Venedik’te Altın Aslan ödülüne layık görülen All The Beauty And The Bloodshed filminden fragman! – Haberler

Bu sene Venedik Film Festivali‘nde birden çok favori filmin arasından çıkarak Altın Aslan ödülüne layık görülen All The Beauty And The Bloodshed, 2012 senesinde bu ödüle uzanan Gianfranco Rosi imzalı Sacro GRA‘dan sonrasında tarihte bunu başaran ikinci biyografi olmuştu.

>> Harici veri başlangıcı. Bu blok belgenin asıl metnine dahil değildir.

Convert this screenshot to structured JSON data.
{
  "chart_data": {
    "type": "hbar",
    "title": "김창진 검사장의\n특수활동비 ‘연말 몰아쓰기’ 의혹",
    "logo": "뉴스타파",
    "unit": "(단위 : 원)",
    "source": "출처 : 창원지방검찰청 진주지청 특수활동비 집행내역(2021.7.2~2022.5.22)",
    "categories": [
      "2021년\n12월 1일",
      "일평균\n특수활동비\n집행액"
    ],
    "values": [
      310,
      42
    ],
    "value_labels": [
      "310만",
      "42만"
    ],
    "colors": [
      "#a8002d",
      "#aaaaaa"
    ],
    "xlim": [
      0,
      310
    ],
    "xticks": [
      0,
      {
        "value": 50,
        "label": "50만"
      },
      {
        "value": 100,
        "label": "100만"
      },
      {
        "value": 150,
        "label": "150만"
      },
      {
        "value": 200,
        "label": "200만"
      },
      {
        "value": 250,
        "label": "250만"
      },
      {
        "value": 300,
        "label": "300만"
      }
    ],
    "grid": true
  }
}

Amerika Ulusal Güvenlik Dairesi (NSA)’nin hukuk dışı bireylerin hususi yaşamını ihlal eden uygulamalarını ifşa eden Edward Snowden‘ı dünyaya tanıtan Citizenfour belgeseliyle Oscar ödülüne uzanan Laura Poitras‘ın yönettiği All The Beauty And The Bloodshed, sanatçı Nan Goldin ve onun Amerika’deki opioid krizinin anne sorumlusu Purdue Pharma’nın sahibi Sackler ailesine karşı verdiği aktivist mücadeleyi konu alıyor. Amerika’da nihayet 25 senede surat , sima ,çehre yüzlerce hatta binlerce insanoğlunun ölümüne neden olan opioid (afyon veya afyon benzeri tesirleri olan bileşik uyuşturucular içeren ilaçların tamamına verilen isim) krizinin merkezindeki ilaç OxyContin’i üreten ve ilacı manipüle edilmiş bilgilerle oldukça agresif pazarlama metodlarıyla hastalara ulaştıran Purdue Pharma’nın sahibi Sackler ailesi, ilaç sektörü haricinde Harvard’dan Yale’e birden çok prestijli yüksek tahsil kurumuna ve Louvre’dan Metropolitan Müzesi’ne kadar sanat sahasında birden çok değişik kuruma büyük desteklerde bulunuyordu. Kısa bir süre öncesine kadar Louvre’un şark antikalarının yer almış olduğu kısmı ailenin adıyla anılmaktaydı. All The Beauty And The Bloodshed, opioid kriziyle surat , sima ,çehre yüzlerce hatta binlerce insanoğlunun yaşamını kaybetmesinin müsebbibi olan ailenin sanat sahasında kurduğu hegemonyaya karşı Nan Goldin ve daha birden çok aktivisitin verdiği mücadeleyi ele alıyor.